[Question] How to properly lower MLIR to LLVM-IR?

Hello all,

I am new to MLIR and trying to figure out the proper set of passes to lower MLIR in TOSA dialect to LLVM-IR, so that I can then execute it via mlir-cpu-runner.

For example, I have the following MLIR input:

module  {
  func @main(%arg0: tensor<1x2x2x3xf32>) -> tensor<1x2x2x3xf32> {
    %0 = "tosa.clamp"(%arg0) {max_fp = 3.40282347E+38 : f32, max_int = 2147483647 : i64, min_fp = 0.000000e+00 : f32, min_int = 0 : i64} : (tensor<1x2x2x3xf32>) -> tensor<1x2x2x3xf32>
    return %0 : tensor<1x2x2x3xf32>
  }
}

I used the following pipeline pass:

mlir-opt network.mlir --pass-pipeline="func.func(tosa-infer-shapes, tosa-to-linalg-named, tosa-to-linalg, canonicalize, arith-expand, canonicalize)" --one-shot-bufferize="allow-return-allocs allow-unknown-ops create-deallocs=0" --func-bufferize --pass-pipeline="func.func(canonicalize, convert-linalg-to-affine-loops, affine-loop-fusion, lower-affine, finalizing-bufferize, buffer-deallocation, convert-scf-to-cf, convert-math-to-llvm)" --convert-arith-to-llvm --convert-vector-to-llvm --convert-cf-to-llvm --convert-memref-to-llvm --convert-func-to-llvm --canonicalize --reconcile-unrealized-casts --canonicalize --llvm-legalize-for-export > network-llvm.mlir

With that the conversion process fails after --convert-cf-to-llvm with

network.mlir:3:10: error: type mismatch for bb argument #0 of successor #0 
%0 = "tosa.clamp"(%arg0) {max_fp = 3.40282347E+38 : f32, max_int = 2147483647 : i64, min_fp = 0.000000e+00 : f32, min_int = 0 : i64} : (tensor<1x2x2x3xf32>) -> tensor<1x2x2x3xf32>                                                                  ^                                                                                                              
network.mlir:3:10: note: see current operation: "llvm.br"(%3)[^bb1] : (i64) -> ()

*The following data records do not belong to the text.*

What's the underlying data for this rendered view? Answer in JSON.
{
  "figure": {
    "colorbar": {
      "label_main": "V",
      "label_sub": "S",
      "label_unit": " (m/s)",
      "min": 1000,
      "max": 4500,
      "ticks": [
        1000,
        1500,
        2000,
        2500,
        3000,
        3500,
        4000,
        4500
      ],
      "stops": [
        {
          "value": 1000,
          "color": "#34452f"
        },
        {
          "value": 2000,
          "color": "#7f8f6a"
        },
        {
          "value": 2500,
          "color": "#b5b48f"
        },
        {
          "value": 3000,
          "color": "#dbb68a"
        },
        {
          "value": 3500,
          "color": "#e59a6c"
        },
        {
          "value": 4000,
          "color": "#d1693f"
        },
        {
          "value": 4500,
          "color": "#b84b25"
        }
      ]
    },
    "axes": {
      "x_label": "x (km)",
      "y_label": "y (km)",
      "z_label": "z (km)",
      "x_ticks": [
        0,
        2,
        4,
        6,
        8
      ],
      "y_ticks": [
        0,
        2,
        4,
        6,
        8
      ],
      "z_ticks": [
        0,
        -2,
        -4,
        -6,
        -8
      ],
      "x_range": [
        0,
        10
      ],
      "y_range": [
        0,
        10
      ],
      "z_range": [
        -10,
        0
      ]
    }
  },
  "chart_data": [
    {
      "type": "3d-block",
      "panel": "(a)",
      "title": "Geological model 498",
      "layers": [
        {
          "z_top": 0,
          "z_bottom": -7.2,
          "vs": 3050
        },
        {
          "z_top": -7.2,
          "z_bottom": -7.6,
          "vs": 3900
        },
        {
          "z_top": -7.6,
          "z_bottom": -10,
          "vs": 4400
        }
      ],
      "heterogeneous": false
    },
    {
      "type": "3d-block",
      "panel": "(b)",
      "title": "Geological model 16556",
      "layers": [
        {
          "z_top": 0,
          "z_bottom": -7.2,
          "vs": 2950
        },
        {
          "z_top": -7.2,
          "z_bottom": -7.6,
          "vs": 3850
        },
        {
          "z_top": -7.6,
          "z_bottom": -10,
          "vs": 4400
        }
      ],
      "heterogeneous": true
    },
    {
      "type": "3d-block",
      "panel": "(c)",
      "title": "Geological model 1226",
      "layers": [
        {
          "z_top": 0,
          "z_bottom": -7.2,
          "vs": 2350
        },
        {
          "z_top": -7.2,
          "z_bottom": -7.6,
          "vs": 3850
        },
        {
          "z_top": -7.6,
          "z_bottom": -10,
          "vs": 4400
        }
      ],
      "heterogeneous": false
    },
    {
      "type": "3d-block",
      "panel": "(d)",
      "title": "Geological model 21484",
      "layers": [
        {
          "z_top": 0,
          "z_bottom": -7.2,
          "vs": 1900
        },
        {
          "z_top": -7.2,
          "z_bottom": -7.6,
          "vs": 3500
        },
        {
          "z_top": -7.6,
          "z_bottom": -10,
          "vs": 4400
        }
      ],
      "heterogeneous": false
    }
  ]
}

My guess is that the ordering of the passes I am using is incorrect. Any suggestions on what the correct ordering should be?

Thanks!

Run --convert-func-to-llvm before --convert-cf-to-llvm.

I’d consider this a bug though, the order of lowering passes shouldn’t matter

That solved the issue. Created [mlir] Ordering of lowering passes to convert different dialects to llvm may lead to conversion failute · Issue #55028 · llvm/llvm-project · GitHub for tracking the issue. Thanks for the help.